Are you determined to take control of your or your child’s blood sugar in 2018? Had enough of the blood sugar roller coaster?
Low-carb foods can be a huge help in making this resolution a reality. Going low-carb is a very personal decision though. For me it came out of a need for a mental and physical break. I was diagnosed with type 1 diabetes on Sept. 3, 1986. My son was diagnosed March 23, 2015. After a year of trying to manage both of our diabetes, I was done! I will never forget the many times I had to change his Pod or make major medical decisions for him when my hands were shaking from a low or I couldn't think straight because I was riding the blood sugar roller coaster myself. I remember thinking, 'If only I could just get rid of mine so I could manage his!' That’s when I found the low-carb high fat/protein diet. Eating this way has gotten me as close to “getting rid of mine” as I can come for now.
I have found that reducing the number of carbohydrates in my diet has made a huge difference, but making the change in diet is HARD! Below are a few things I’ve learned along the way.
How I Keep a Low-Carb Diet and Take Control of My Blood Sugar
1: Take Notes: Writing down the date I started, how much total insulin I was using, my basal rates/insulin-to-carb ratio/correction factor, my last A1C, and my weight was very helpful because I could then look for progress in these numbers.
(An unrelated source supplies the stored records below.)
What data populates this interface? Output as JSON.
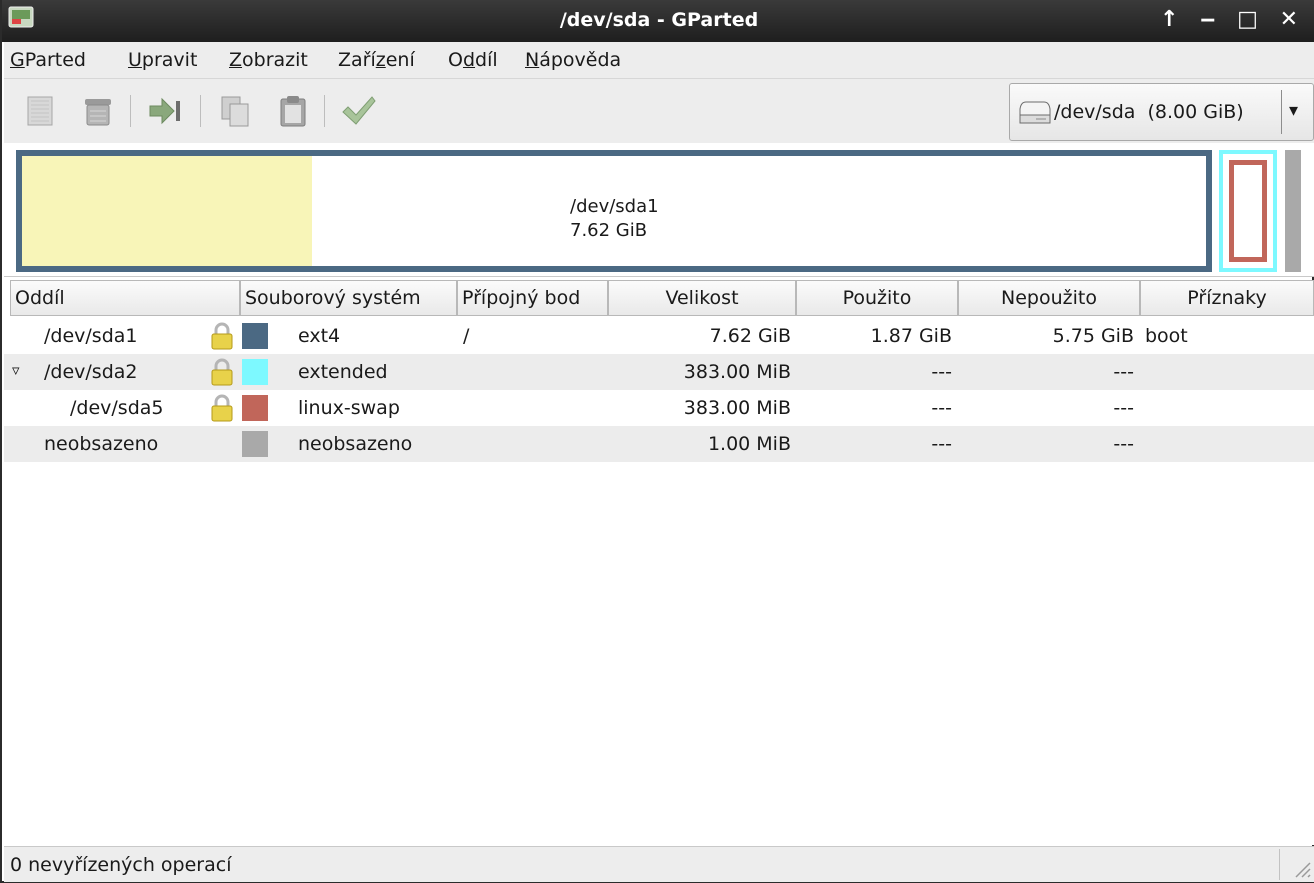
{
  "window": {
    "title": "/dev/sda - GParted",
    "controls": {
      "pin": "↑",
      "minimize": "‒",
      "maximize": "□",
      "close": "✕"
    }
  },
  "menubar": [
    {
      "label_first": "G",
      "label_rest": "Parted"
    },
    {
      "label_first": "U",
      "label_rest": "pravit"
    },
    {
      "label_first": "Z",
      "label_rest": "obrazit"
    },
    {
      "label_pre": "Zaří",
      "label_ul": "z",
      "label_post": "ení"
    },
    {
      "label_pre": "O",
      "label_ul": "d",
      "label_post": "díl"
    },
    {
      "label_first": "N",
      "label_rest": "ápověda"
    }
  ],
  "toolbar": {
    "icons": [
      "new-partition-icon",
      "delete-partition-icon",
      "resize-move-icon",
      "copy-icon",
      "paste-icon",
      "apply-icon"
    ],
    "device_selector": {
      "device": "/dev/sda",
      "size": "(8.00 GiB)",
      "arrow": "▾"
    }
  },
  "disk_map": {
    "partition_name": "/dev/sda1",
    "partition_size": "7.62 GiB",
    "used_fraction": 0.245,
    "colors": {
      "ext4": "#4b6983",
      "extended": "#7df9ff",
      "linux_swap": "#c1665a",
      "unallocated": "#a9a9a9",
      "used": "#f8f5b8"
    }
  },
  "table": {
    "headers": [
      "Oddíl",
      "Souborový systém",
      "Přípojný bod",
      "Velikost",
      "Použito",
      "Nepoužito",
      "Příznaky"
    ],
    "rows": [
      {
        "partition": "/dev/sda1",
        "locked": true,
        "color": "#4b6983",
        "filesystem": "ext4",
        "mount": "/",
        "size": "7.62 GiB",
        "used": "1.87 GiB",
        "unused": "5.75 GiB",
        "flags": "boot"
      },
      {
        "partition": "/dev/sda2",
        "expander": "▿",
        "locked": true,
        "color": "#7df9ff",
        "filesystem": "extended",
        "mount": "",
        "size": "383.00 MiB",
        "used": "---",
        "unused": "---",
        "flags": ""
      },
      {
        "partition": "/dev/sda5",
        "locked": true,
        "color": "#c1665a",
        "filesystem": "linux-swap",
        "mount": "",
        "size": "383.00 MiB",
        "used": "---",
        "unused": "---",
        "flags": ""
      },
      {
        "partition": "neobsazeno",
        "locked": false,
        "color": "#a9a9a9",
        "filesystem": "neobsazeno",
        "mount": "",
        "size": "1.00 MiB",
        "used": "---",
        "unused": "---",
        "flags": ""
      }
    ]
  },
  "statusbar": {
    "text": "0 nevyřízených operací"
  }
}
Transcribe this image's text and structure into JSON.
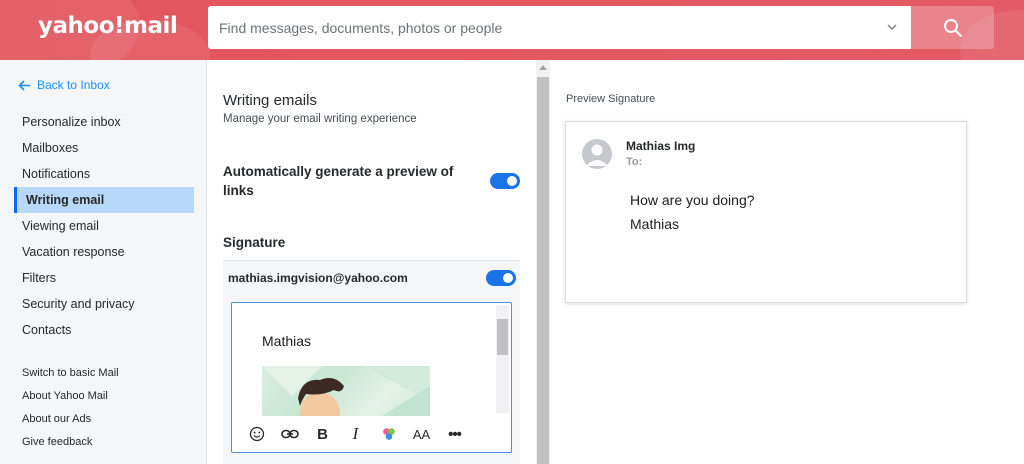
{
  "header": {
    "logo_text": "yahoo!mail",
    "search_placeholder": "Find messages, documents, photos or people"
  },
  "sidebar": {
    "back_label": "Back to Inbox",
    "items": [
      {
        "label": "Personalize inbox",
        "active": false
      },
      {
        "label": "Mailboxes",
        "active": false
      },
      {
        "label": "Notifications",
        "active": false
      },
      {
        "label": "Writing email",
        "active": true
      },
      {
        "label": "Viewing email",
        "active": false
      },
      {
        "label": "Vacation response",
        "active": false
      },
      {
        "label": "Filters",
        "active": false
      },
      {
        "label": "Security and privacy",
        "active": false
      },
      {
        "label": "Contacts",
        "active": false
      }
    ],
    "links": [
      {
        "label": "Switch to basic Mail"
      },
      {
        "label": "About Yahoo Mail"
      },
      {
        "label": "About our Ads"
      },
      {
        "label": "Give feedback"
      }
    ]
  },
  "settings": {
    "title": "Writing emails",
    "subtitle": "Manage your email writing experience",
    "auto_preview_label": "Automatically generate a preview of links",
    "auto_preview_on": true,
    "signature_heading": "Signature",
    "signature_account": "mathias.imgvision@yahoo.com",
    "signature_on": true,
    "signature_text": "Mathias"
  },
  "toolbar": {
    "bold_label": "B",
    "italic_label": "I",
    "font_size_label": "AA",
    "more_label": "•••"
  },
  "preview": {
    "label": "Preview Signature",
    "sender_name": "Mathias Img",
    "to_label": "To:",
    "body_line1": "How are you doing?",
    "body_line2": "Mathias"
  },
  "colors": {
    "header_bg": "#e2545e",
    "accent": "#188fff",
    "active_nav_bg": "#b8d8f9",
    "toggle_on": "#1a73e8"
  }
}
Over time, I saw a reduction in my insulin requirements (yay both medically & financially), my A1C and I lost weight (added bonus!). I kept the other information in case I made changes to something and needed to revert back.
2: Find alternatives for your favorites: Pinterest is my friend! Many people have already given recipes low-carb makeovers & Pinterest is full of them. There is a low-carb version of pretty much everything. I save low-carb breakfasts, lunches, dinners and everything in between. Here are a few of my favorites from my low-carb entrees board: You'll Never Miss the Noodles Lasagna, Low Carb Chili Dog Bake, and Low Carb Skillet Chicken Parmesan
3: Start with Dinner for More Sleep: Diabetes has stolen more than its fair share of sleep from those of us living with it or caring for our children with diabetes. My family eats a low-carb dinner so that we aren’t going to bed with a ton of carbs to digest, or more importantly, a ton of insulin on board. This usually means an uninterrupted night’s sleep.
4: Plan ahead: Rather than leave mealtime decisions until the last minute, and grabbing what's convenient, I plan my snacks and low-carb meals as far ahead as I can. Because we all know that what is convenient may not play nicely with blood sugars or waistlines.
5: Forget the bun: As much as I try to plan ahead, life happens, and sometimes I just have to hit the drive-through in between the millions of things I’m trying to do. Ordering burgers without buns is a low-carb option, and is a lot more common than you think. In fact, at Burger King it actually comes up on the register as "low-carb." And, most of the time there is a more healthy side substitution. I have found that this is a great time to go low-carb. Restaurants care about their images and we can all benefit.
6: Find alternatives to treat lows: I used to use juice, but now use fruit snacks. Generally, 2-3 are enough to bring my blood sugar back up because I don't have a ton of insulin on board. It’s very odd to say this, since I need insulin to live, but I have found that carbs aren't the enemy, insulin is! When eating more carbs, I use a ton of it to cover the food I am eating, then my blood sugar drops too low, and then I have to over treat with more carbs to feel better ̶ and thus starts the blood sugar roller coaster.
7: Accept Imperfection: OK, I kinda suck at this one, but I'm working on it! Sometimes I screw up (especially in the beginning) or hormones or stress cause my or my son’s blood sugars to do crazy things. It's OK! I try to remember that I’m not looking for perfection – I’m looking for improvement!